This spec proposal relates to the new in-app recording feature discussed here.
We propose making the audio recording quality configurable in form design. This would allow the form designer to make an informed decision based on the analysis to be done and doesn't add to the complexity of configuring clients.
XLSForm
Introduce a key named quality
to the parameters
column. This matches the pattern established by max-pixels
or audit parameters. This key would only be applicable to questions of type audio
.
type | name | label | parameters |
---|---|---|---|
audio | my_recording | Label | quality=voice-only |
XForm
Introduce a bind
attribute in the odk
namespace with name quality
applicable to fields with bind
type binary
. It would be ignored for binary questions with mediatype
other than audio/*
.
<bind nodeset="/data/my_audio" type="binary" odk:quality="voice-only"/>
...
<upload mediatype="audio/*" ref="/data/my_audio">
Values
Only the following string literals would be allowed as values:
-
voice-only
: minimizes file size by optimizing for voice. Only appropriate for one speaker/participant at a time with minimal background noise. -
low
: allows voice recording in noisier backgrounds but not great for detailed sounds. -
normal
: high enough quality for most applications while keeping file size low. -
external
: recording will be delegated to an external app (same as current behaviour in Collect 1.28)

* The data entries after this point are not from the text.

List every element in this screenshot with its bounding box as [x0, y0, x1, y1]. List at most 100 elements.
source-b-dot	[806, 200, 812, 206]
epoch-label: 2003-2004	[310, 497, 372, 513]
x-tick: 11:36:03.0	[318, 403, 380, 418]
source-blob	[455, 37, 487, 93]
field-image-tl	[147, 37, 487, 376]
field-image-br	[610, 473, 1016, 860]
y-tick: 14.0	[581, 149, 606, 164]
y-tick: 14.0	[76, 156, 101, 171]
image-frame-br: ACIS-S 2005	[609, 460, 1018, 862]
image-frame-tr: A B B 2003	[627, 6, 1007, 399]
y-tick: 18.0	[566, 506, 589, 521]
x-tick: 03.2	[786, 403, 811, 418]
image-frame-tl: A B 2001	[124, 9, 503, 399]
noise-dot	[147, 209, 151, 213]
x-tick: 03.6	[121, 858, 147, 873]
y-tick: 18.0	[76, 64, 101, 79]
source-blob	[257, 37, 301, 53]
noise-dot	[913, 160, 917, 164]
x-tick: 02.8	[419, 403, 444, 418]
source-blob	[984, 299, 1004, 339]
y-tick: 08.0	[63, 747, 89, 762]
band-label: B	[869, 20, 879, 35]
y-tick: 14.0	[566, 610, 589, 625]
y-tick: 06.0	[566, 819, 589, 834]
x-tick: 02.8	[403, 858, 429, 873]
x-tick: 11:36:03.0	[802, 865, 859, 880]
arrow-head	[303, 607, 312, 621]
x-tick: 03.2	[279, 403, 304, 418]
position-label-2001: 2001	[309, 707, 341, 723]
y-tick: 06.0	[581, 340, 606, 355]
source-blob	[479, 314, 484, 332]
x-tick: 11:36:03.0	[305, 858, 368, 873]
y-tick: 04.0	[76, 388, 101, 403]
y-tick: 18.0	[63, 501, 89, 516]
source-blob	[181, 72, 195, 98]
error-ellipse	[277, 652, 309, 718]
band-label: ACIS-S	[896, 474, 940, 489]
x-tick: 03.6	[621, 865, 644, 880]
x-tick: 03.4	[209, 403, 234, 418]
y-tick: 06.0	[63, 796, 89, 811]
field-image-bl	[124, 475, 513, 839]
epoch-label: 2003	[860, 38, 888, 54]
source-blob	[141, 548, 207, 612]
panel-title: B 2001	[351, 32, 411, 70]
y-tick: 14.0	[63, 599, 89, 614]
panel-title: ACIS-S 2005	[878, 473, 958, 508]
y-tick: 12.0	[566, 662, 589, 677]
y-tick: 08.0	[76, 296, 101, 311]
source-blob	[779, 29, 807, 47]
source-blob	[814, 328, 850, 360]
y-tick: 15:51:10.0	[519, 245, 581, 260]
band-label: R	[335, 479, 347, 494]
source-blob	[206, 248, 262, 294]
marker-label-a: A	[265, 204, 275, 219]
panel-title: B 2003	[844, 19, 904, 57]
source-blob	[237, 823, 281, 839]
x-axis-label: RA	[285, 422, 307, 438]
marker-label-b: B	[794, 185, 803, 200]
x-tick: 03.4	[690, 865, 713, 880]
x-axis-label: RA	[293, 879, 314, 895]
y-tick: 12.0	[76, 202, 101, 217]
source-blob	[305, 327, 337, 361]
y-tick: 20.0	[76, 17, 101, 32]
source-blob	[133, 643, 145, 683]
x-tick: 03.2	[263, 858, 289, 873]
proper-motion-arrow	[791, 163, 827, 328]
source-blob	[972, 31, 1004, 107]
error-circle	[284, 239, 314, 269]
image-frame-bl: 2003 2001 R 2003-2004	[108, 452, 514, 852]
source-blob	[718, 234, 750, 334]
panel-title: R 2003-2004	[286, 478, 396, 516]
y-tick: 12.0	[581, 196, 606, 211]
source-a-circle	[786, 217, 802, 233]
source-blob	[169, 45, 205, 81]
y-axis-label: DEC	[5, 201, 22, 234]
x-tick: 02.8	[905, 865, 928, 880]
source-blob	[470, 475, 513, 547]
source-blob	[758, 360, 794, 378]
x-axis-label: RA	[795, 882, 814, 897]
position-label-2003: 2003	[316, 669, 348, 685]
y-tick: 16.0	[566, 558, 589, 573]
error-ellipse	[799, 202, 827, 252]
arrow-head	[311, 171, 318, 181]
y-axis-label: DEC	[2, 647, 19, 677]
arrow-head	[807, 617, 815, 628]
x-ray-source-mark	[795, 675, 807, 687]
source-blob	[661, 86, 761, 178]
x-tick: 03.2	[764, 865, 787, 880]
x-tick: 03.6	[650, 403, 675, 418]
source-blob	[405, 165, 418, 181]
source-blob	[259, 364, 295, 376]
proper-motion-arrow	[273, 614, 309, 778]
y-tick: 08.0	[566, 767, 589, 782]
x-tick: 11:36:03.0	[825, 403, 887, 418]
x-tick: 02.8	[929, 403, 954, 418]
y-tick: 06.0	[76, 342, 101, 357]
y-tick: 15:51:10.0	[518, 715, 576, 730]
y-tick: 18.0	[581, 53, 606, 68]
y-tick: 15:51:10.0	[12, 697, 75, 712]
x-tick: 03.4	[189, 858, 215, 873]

value | extension | codec | channels | sample rate | bitrate | file size |
---|---|---|---|---|---|---|
voice-only |
.amr | AMR | mono | 8kHz | 12.2kbps | ~5MB/hour |
low |
.m4a | AAC | mono | 32kHz | 24kpbs | ~11MB/hour |
normal |
.m4a | AAC | mono | 32kHz | 64kbps | ~30MB/hour |
Decisions around the details of the different quality settings (codec, container, bitrate etc) were based on the defaults we’ve seen in Sony (now deprecated but very popular) and Google’s Android recorder apps. From conversations on the forum and with potential users, AMR was identified as a good choice for low storage, voice optimized recordings that still work with transcription services. For the moment we’ve chosen not to offer a PCM/compressed lossless option as we’ve not seen many use cases that require it and would be more work to implement. If people need this they could continue to use external
but we also want to make sure that high quality records could be added later as a contribution.
By default, the recording quality will be normal. We propose making the use of an external app configurable in Collect settings but not the quality. This will give the form designer control over the file type and size when using the internal recorder.